Exemplos notáveis ​​sem Medieval Stasis

  • Warhammer Fantasy Battles: O Império e os Anões estão realmente no nível da maioria dos países da Europa por volta de 1500, no início do período moderno e do Renascimento. Eles também estão avançando, embora lentamente, o problema é que eles estão sob invasões e caos constantes, que não ajudam. Imagine o que Nurgle faria com o cara que descobriu a penicilina neste mundo. O fato de que a relação entre os engenheiros e o Culto de Sigmar não é a melhor do mundo e isso não contribui para ninguém. Outros usuários de tecnologia notáveis ​​são o Skaven, mas a tecnologia Skaven apenas tem efeitos em suas armas (deuses ajudariam mais o mundo se eles nunca descobrissem o saneamento, considerando o que ele fez para a nossa própria população) ainda mais caso possam fazer que eles não usem tecnologia, mas construam máquinas que usam magia e ditam quanto uma Warpstone toca em sua tecnologia. Por outro lado: existe uma pequena diferença prática entre os dois.
  • Reinos de Ferro: A cenário dos Reinos de Ferro é um dos melhores exemplos de steampunk. Eles são desenvolvidos como uma extensão da era vitoriana (por volta de 1800), com um crescimento lento, mas a revolução industrial e da descoberta e desenvolvimento de energia elétrica e química.
  • Eberron: Eberron é o chamado Dungeon Punk, assim que a tecnologia é uma estranha mistura de todas as épocas (mais um monte de mágica!). É uma das poucas definições que evitam tanto a estase medieval e steampunk, uma vez que a magia é tão comum que efetivamente deslocou a tecnologia da ambientação.
  • Ironclaw: O mundo da fantasia está passando por uma fase pseudo-renascentista e está se afastando da magia e do feudalismo para máquinas e o estilo italiano de guildas-repúblicas. E os Personagens são explicitamente parte da nova classe média emergente.
  • Mystara: Dependendo de onde você é, podem haver dirigíveis, conveniências tecnológicas mágicas potentes e tanques-broca para explorar a terra oca cheia de dinossauros. De qualquer maneira, as coisas são um pouco menos genéricas aqui que em proto-Eberron.

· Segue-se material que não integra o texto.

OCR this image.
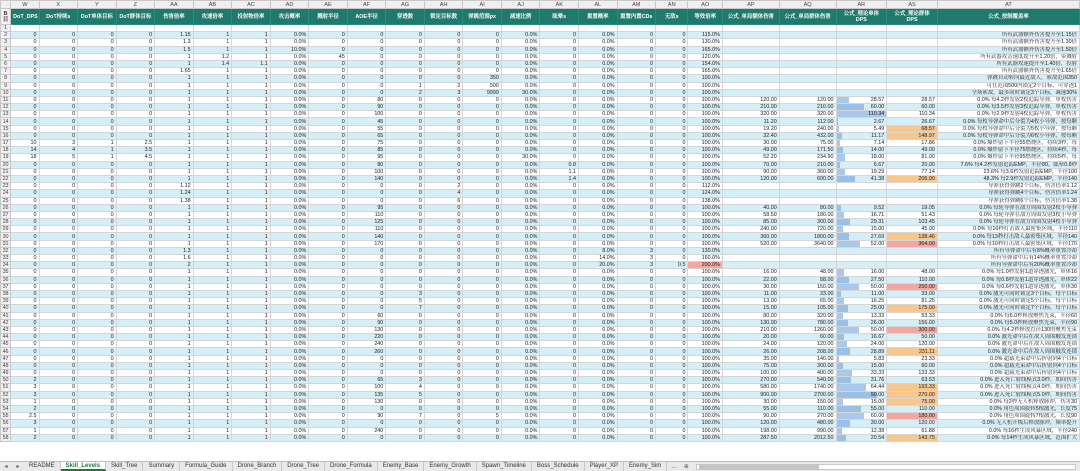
	W	X	Y	Z	AA	AB	AC	AD	AE	AF	AG	AH	AI	AJ	AK	AL	AM	AN	AO	AP	AQ	AR	AS	AT
B目	DoT_DPS	DoT持续s	DoT单体目标	DoT群体目标	伤害倍率	攻速倍率	投射物倍率	攻击概率	溅射半径	AOE半径	穿透数	锁定目标数	弹跳范围px	减速比例	眩晕s	重置概率	重置内置CDs	无敌s	等效倍率	公式_单局额体伤害	公式_单局群体伤害	公式_理论单体DPS	公式_理论群体DPS	公式_按制覆盖率
1																								
2	0	0	0	0	1.15	1	1	0.0%	0	0	0	0	0	0.0%	0	0.0%	0	0	115.0%					所有武器额外伤害提升至1.15倍
3	0	0	0	0	1.3	1	1	0.0%	0	0	0	0	0	0.0%	0	0.0%	0	0	130.0%					所有武器额外伤害提升至1.30倍
4	0	0	0	0	1.5	1	1	10.0%	0	0	0	0	0	0.0%	0	0.0%	0	0	165.0%					所有武器额外伤害提升至1.50倍
5	0	0	0	0	1	1.2	1	0.0%	45	0	0	0	0	0.0%	0	0.0%	0	0	120.0%					所有武器攻击速度提升至1.20倍，带溅射
6	0	0	0	0	1	1.4	1.1	0.0%	0	0	0	0	0	0.0%	0	0.0%	0	0	154.0%					所有武器攻速提升至1.40倍，投射
7	0	0	0	0	1.65	1	1	0.0%	0	0	0	0	0	0.0%	0	0.0%	0	0	165.0%					所有武器额外伤害提升至1.65倍
8	0	0	0	0	1	1	1	0.0%	0	0	0	0	350	0.0%	0	0.0%	0	0	100.0%					弹跳自动转向最近敌人，索敌范围350
9	0	0	0	0	1	1	1	0.0%	0	0	1	2	500	0.0%	0	0.0%	0	0	100.0%					可在范围500内锁定2个目标，可穿透1
10	0	0	0	0	1	1	1	0.0%	0	0	2	3	9999	30.0%	0	0.0%	0	0	100.0%					全场索敌，最多同时锁定3个目标，减速30%
11	0	0	0	0	1	1	1	0.0%	0	80	0	0	0	0.0%	0	0.0%	0	0	100.0%	120.00	120.00	28.57	28.57	0.0% 每4.2秒发射2枚追踪导弹，单枚伤害
12	0	0	0	0	1	1	1	0.0%	0	90	0	0	0	0.0%	0	0.0%	0	0	100.0%	210.00	210.00	60.00	60.00	0.0% 每3.5秒发射3枚追踪导弹，单枚伤害
13	0	0	0	0	1	1	1	0.0%	0	100	0	0	0	0.0%	0	0.0%	0	0	100.0%	320.00	320.00	110.34	110.34	0.0% 每2.9秒发射4枚追踪导弹，单枚伤害
14	0	0	0	0	1	1	1	0.0%	0	45	0	0	0	0.0%	0	0.0%	0	0	100.0%	11.20	112.00	2.67	26.67	0.0% 每枚导弹命中后分裂为4枚小导弹，按每颗
15	0	0	0	0	1	1	1	0.0%	0	55	0	0	0	0.0%	0	0.0%	0	0	100.0%	19.20	240.00	5.49	68.57	0.0% 每枚导弹命中后分裂为5枚小导弹，按每颗
16	0	0	0	0	1	1	1	0.0%	0	65	0	0	0	0.0%	0	0.0%	0	0	100.0%	32.40	432.00	11.17	148.97	0.0% 每枚导弹命中后分裂为6枚小导弹，按每颗
17	10	3	1	2.5	1	1	1	0.0%	0	75	0	0	0	0.0%	0	0.0%	0	0	100.0%	30.00	75.00	7.14	17.86	0.0% 爆炸留下半径55燃烧区，持续3秒，每
18	14	4	1	3.5	1	1	1	0.0%	0	85	0	0	0	0.0%	0	0.0%	0	0	100.0%	49.00	171.50	14.00	49.00	0.0% 爆炸留下半径75燃烧区，持续4秒，每
19	18	5	1	4.5	1	1	1	0.0%	0	95	0	0	0	30.0%	0	0.0%	0	0	100.0%	52.20	234.90	18.00	81.00	0.0% 爆炸留下半径95燃烧区，持续5秒，每
20	0	0	0	0	1	1	1	0.0%	0	80	0	0	0	0.0%	0.8	0.0%	0	0	100.0%	70.00	210.00	6.67	20.00	7.6% 每4.2秒发射追踪EMP，半径80，眩晕0.8秒
21	0	0	0	0	1	1	1	0.0%	0	100	0	0	0	0.0%	1.1	0.0%	0	0	100.0%	90.00	360.00	19.29	77.14	23.6% 每3.6秒发射追踪EMP，半径100
22	0	0	0	0	1	1	1	0.0%	0	140	0	0	0	0.0%	1.4	0.0%	0	0	100.0%	120.00	600.00	41.38	206.90	48.3% 每2.9秒发射追踪EMP，半径140
23	0	0	0	0	1.12	1	1	0.0%	0	0	0	2	0	0.0%	0	0.0%	0	0	112.0%					导弹获得弹跳2个目标，伤害倍率1.12
24	0	0	0	0	1.24	1	1	0.0%	0	0	0	4	0	0.0%	0	0.0%	0	0	124.0%					导弹获得弹跳4个目标，伤害倍率1.24
25	0	0	0	0	1.38	1	1	0.0%	0	0	0	6	0	0.0%	0	0.0%	0	0	138.0%					导弹获得弹跳6个目标，伤害倍率1.38
26	0	0	0	0	1	1	1	0.0%	0	95	0	0	0	0.0%	0	0.0%	0	0	100.0%	40.00	80.00	9.52	19.05	0.0% 每轮导弹在敌方周围发射2枚小导弹
27	0	0	0	0	1	1	1	0.0%	0	110	0	0	0	0.0%	0	0.0%	0	0	100.0%	58.50	180.00	16.71	51.43	0.0% 每轮导弹在敌方周围发射3枚小导弹
28	0	0	0	0	1	1	1	0.0%	0	125	0	0	0	0.0%	0	0.0%	0	0	100.0%	85.00	300.00	29.31	103.45	0.0% 每轮导弹在敌方周围发射4枚小导弹
29	0	0	0	0	1	1	1	0.0%	0	110	0	0	0	0.0%	0	0.0%	0	0	100.0%	240.00	720.00	15.00	45.00	0.0% 每16秒打击敌人最密集区域，半径110
30	0	0	0	0	1	1	1	0.0%	0	140	0	0	0	0.0%	0	0.0%	0	0	100.0%	360.00	1800.00	27.69	138.46	0.0% 每13秒打击敌人最密集区域，半径140
31	0	0	0	0	1	1	1	0.0%	0	170	0	0	0	0.0%	0	0.0%	0	0	100.0%	520.00	3640.00	52.00	364.00	0.0% 每10秒打击敌人最密集区域，半径170
32	0	0	0	0	1.3	1	1	0.0%	0	0	0	0	0	0.0%	0	8.0%	3	0	130.0%					所有导弹命中后有8%概率重置冷却
33	0	0	0	0	1.6	1	1	0.0%	0	0	0	0	0	0.0%	0	14.0%	3	0	160.0%					所有导弹命中后有14%概率重置冷却
34	0	0	0	0	2	1	1	0.0%	0	0	0	0	0	0.0%	0	20.0%	3	0.5	200.0%					所有导弹命中后有20%概率重置冷却
35	0	0	0	0	1	1	1	0.0%	0	0	0	0	0	0.0%	0	0.0%	0	0	100.0%	16.00	48.00	16.00	48.00	0.0% 每1.0秒发射1道穿透激光，单体16
36	0	0	0	0	1	1	1	0.0%	0	0	0	0	0	0.0%	0	0.0%	0	0	100.0%	22.00	88.00	27.50	110.00	0.0% 每0.8秒发射1道穿透激光，单体22
37	0	0	0	0	1	1	1	0.0%	0	0	0	0	0	0.0%	0	0.0%	0	0	100.0%	30.00	150.00	50.00	250.00	0.0% 每0.6秒发射1道穿透激光，单体30
38	0	0	0	0	1	1	1	0.0%	0	0	3	0	0	0.0%	0	0.0%	0	0	100.0%	11.00	33.00	11.00	33.00	0.0% 激光可同时锁定3个目标，每个目标
39	0	0	0	0	1	1	1	0.0%	0	0	5	0	0	0.0%	0	0.0%	0	0	100.0%	13.00	65.00	16.25	81.25	0.0% 激光可同时锁定5个目标，每个目标
40	0	0	0	0	1	1	1	0.0%	0	0	7	0	0	0.0%	0	0.0%	0	0	100.0%	15.00	105.00	25.00	175.00	0.0% 激光可同时锁定7个目标，每个目标
41	0	0	0	0	1	1	1	0.0%	0	60	0	0	0	0.0%	0	0.0%	0	0	100.0%	80.00	320.00	13.33	53.33	0.0% 每6.0秒释放聚焦光束，半径60
42	0	0	0	0	1	1	1	0.0%	0	90	0	0	0	0.0%	0	0.0%	0	0	100.0%	130.00	780.00	26.00	156.00	0.0% 每5.0秒释放聚焦光束，半径90
43	0	0	0	0	1	1	1	0.0%	0	130	0	0	0	0.0%	0	0.0%	0	0	100.0%	210.00	1260.00	50.00	300.00	0.0% 每4.2秒释放直径130的聚焦光束
44	0	0	0	0	1	1	1	0.0%	0	220	0	0	0	0.0%	0	0.0%	0	0	100.0%	20.00	60.00	16.67	50.00	0.0% 激光命中后在敌人周围触发连锁
45	0	0	0	0	1	1	1	0.0%	0	240	0	0	0	0.0%	0	0.0%	0	0	100.0%	24.00	120.00	24.00	120.00	0.0% 激光命中后在敌人周围触发连锁
46	0	0	0	0	1	1	1	0.0%	0	260	0	0	0	0.0%	0	0.0%	0	0	100.0%	26.00	208.00	28.89	231.11	0.0% 激光命中后在敌人周围触发连锁
47	0	0	0	0	1	1	1	0.0%	0	0	0	0	0	0.0%	0	0.0%	0	0	100.0%	35.00	140.00	5.83	23.33	0.0% 超载光束命中后折射到4个目标
48	0	0	0	0	1	1	1	0.0%	0	0	0	0	0	0.0%	0	0.0%	0	0	100.0%	75.00	300.00	15.00	60.00	0.0% 超载光束命中后折射到4个目标
49	0	0	0	0	1	1	1	0.0%	0	0	0	0	0	0.0%	0	0.0%	0	0	100.0%	100.00	400.00	33.33	133.33	0.0% 超载光束命中后折射到4个目标
50	2	0	0	0	1	1	1	0.0%	0	65	3	0	0	0.0%	0	0.0%	0	0	100.0%	270.00	540.00	31.76	63.53	0.0% 进入死亡射线模式3.0秒，期间伤害
51	3	0	0	0	1	1	1	0.0%	0	100	4	0	0	0.0%	0	0.0%	0	0	100.0%	580.00	1740.00	64.44	193.33	0.0% 进入死亡射线模式4.0秒，期间伤害
52	3	0	0	0	1	1	1	0.0%	0	135	5	0	0	0.0%	0	0.0%	0	0	100.0%	900.00	2700.00	90.00	270.00	0.0% 进入死亡射线模式5.0秒，期间伤害
53	1	0	0	0	1	1	1	0.0%	0	130	0	0	0	0.0%	0	0.0%	0	0	100.0%	30.00	150.00	15.00	75.00	0.0% 每2秒无人机释放脉冲，伤害30
54	2	0	0	0	1	1	1	0.0%	0	0	0	0	0	0.0%	0	0.0%	0	0	100.0%	55.00	110.00	55.00	110.00	0.0% 角色周围旋转5根激光，长度75
55	2.5	0	0	0	1	1	1	0.0%	0	90	7	0	5	0.0%	0	0.0%	0	0	100.0%	90.00	270.00	60.00	180.00	0.0% 角色周围旋转7根激光，长度90
56	3	0	0	0	1	1	1	0.0%	0	0	0	0	0	0.0%	0	0.0%	0	0	100.0%	120.00	480.00	30.00	120.00	0.0% 无人机升级后释放脉冲，频率提升
57	1	0	0	0	1	1	1	0.0%	0	240	0	0	0	0.0%	0	0.0%	0	0	100.0%	198.00	990.00	12.38	61.88	0.0% 每16秒生成风暴区域，半径240
58	2	0	0	0	1	1	1	0.0%	0	0	0	0	0	0.0%	0	0.0%	0	0	100.0%	287.50	2012.50	20.54	143.75	0.0% 每14秒生成风暴区域，范围扩大
◂	▸	README	Skill_Levels	Skill_Tree	Summary	Formula_Guide	Drone_Branch	Drone_Tree	Drone_Formula	Enemy_Base	Enemy_Growth	Spawn_Timeline	Boss_Schedule	Player_XP	Enemy_Sim	...	⊕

  • Pathfinder: A ambientação padrão de Golarion inclui tecnologias relativamente avançadas, como as armas de fogo pederneiras e fecho de mecha, a imprensa, galeões (tripulados por piratas que lembram a época dourada da pirataria no Caribe), e, em certos livros, naves espaciais com tecnologia steampunk/mágica. Sem mencionar o número de pessoas cujas roupas e equipamentos são explicitamente inspiradas na moda do século 18 (ver, entre outros, Andoran, Taldor, e Alkenstar). Além disso, há um canto aleatório do mundo onde os estrangeiros estão tentando resolver pacificamente e/ou invadir, apenas para perceber que eles escolheram o canto do mundo onde apelos de “Nós viemos em paz!” são atendidas com guerrilhas e a aplicação judiciosa de machados de guerra em suas áreas vitais. Um livro complemento recente inclui lotes de material super-high-tech e diferentes arquétipos de classe que fazem uso dele.

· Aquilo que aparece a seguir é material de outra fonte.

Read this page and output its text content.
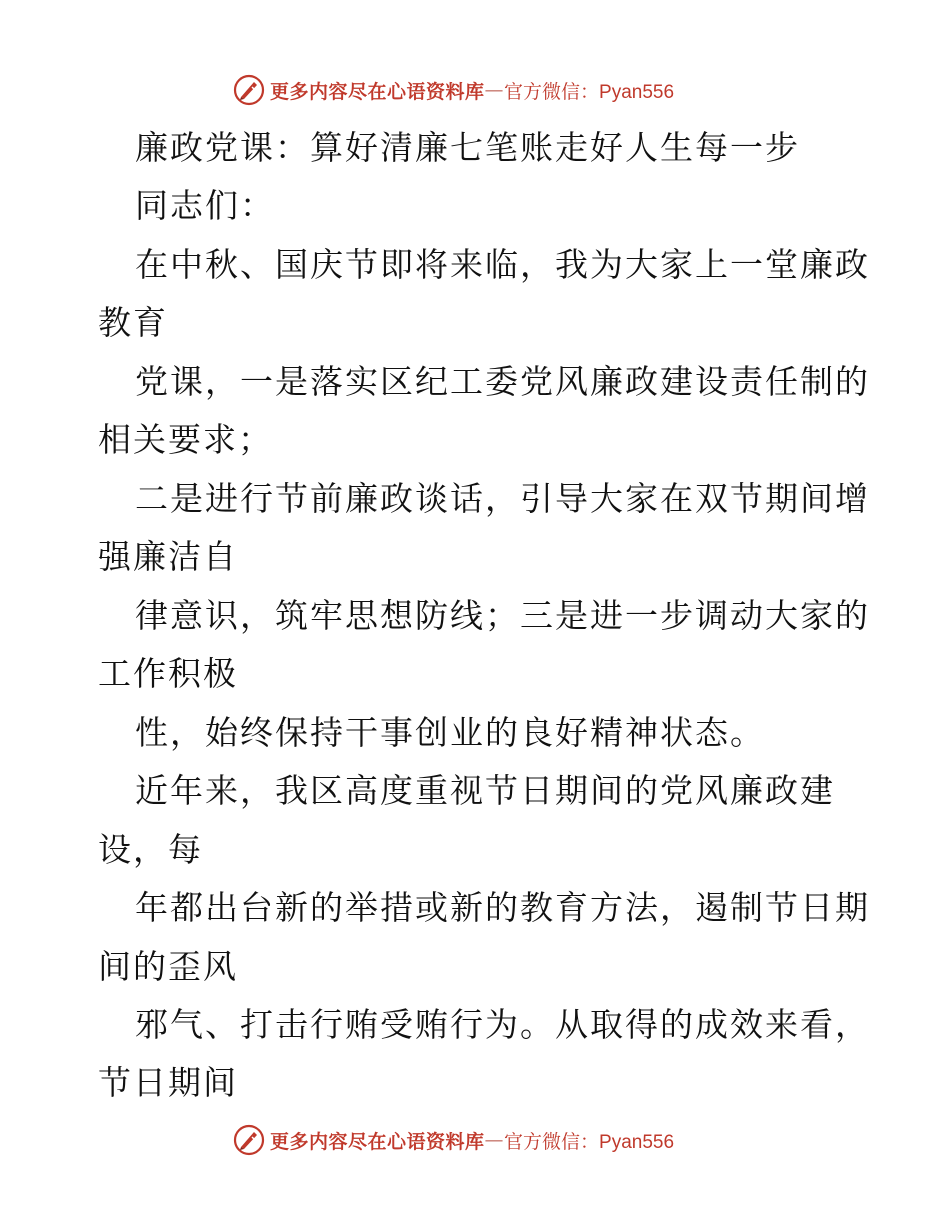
更多内容尽在心语资料库 — 官方微信：Pyan556
廉政党课：算好清廉七笔账走好人生每一步
同志们：
在中秋、国庆节即将来临，我为大家上一堂廉政
教育
党课，一是落实区纪工委党风廉政建设责任制的
相关要求；
二是进行节前廉政谈话，引导大家在双节期间增
强廉洁自
律意识，筑牢思想防线；三是进一步调动大家的
工作积极
性，始终保持干事创业的良好精神状态。
近年来，我区高度重视节日期间的党风廉政建
设，每
年都出台新的举措或新的教育方法，遏制节日期
间的歪风
邪气、打击行贿受贿行为。从取得的成效来看，
节日期间
更多内容尽在心语资料库 — 官方微信：Pyan556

  • Avatar: A Lenda de Aang: Era verdade no passado, mas no momento da série original a Nação do Fogo tornou-se uma potência industrial, com ambições coloniais em relação ao resto do mundo. Na verdade, a encarnação anterior do personagem principal como Avatar realmente parou a Nação do Fogo porque ele previu que isso significaria que subjugariam todos os outros povos. No final do show, o protagonista conseguiu a paz entre as três facções sobreviventes, e na sequência revelou que isso ajudou o mundo a avançar aproximadamente 20 a 30 anos na era da tecnologia, com automóveis, imagens em movimento, desportos profissionais, radicais politicamente revolucionários, e da filosofia do Fisiologismo.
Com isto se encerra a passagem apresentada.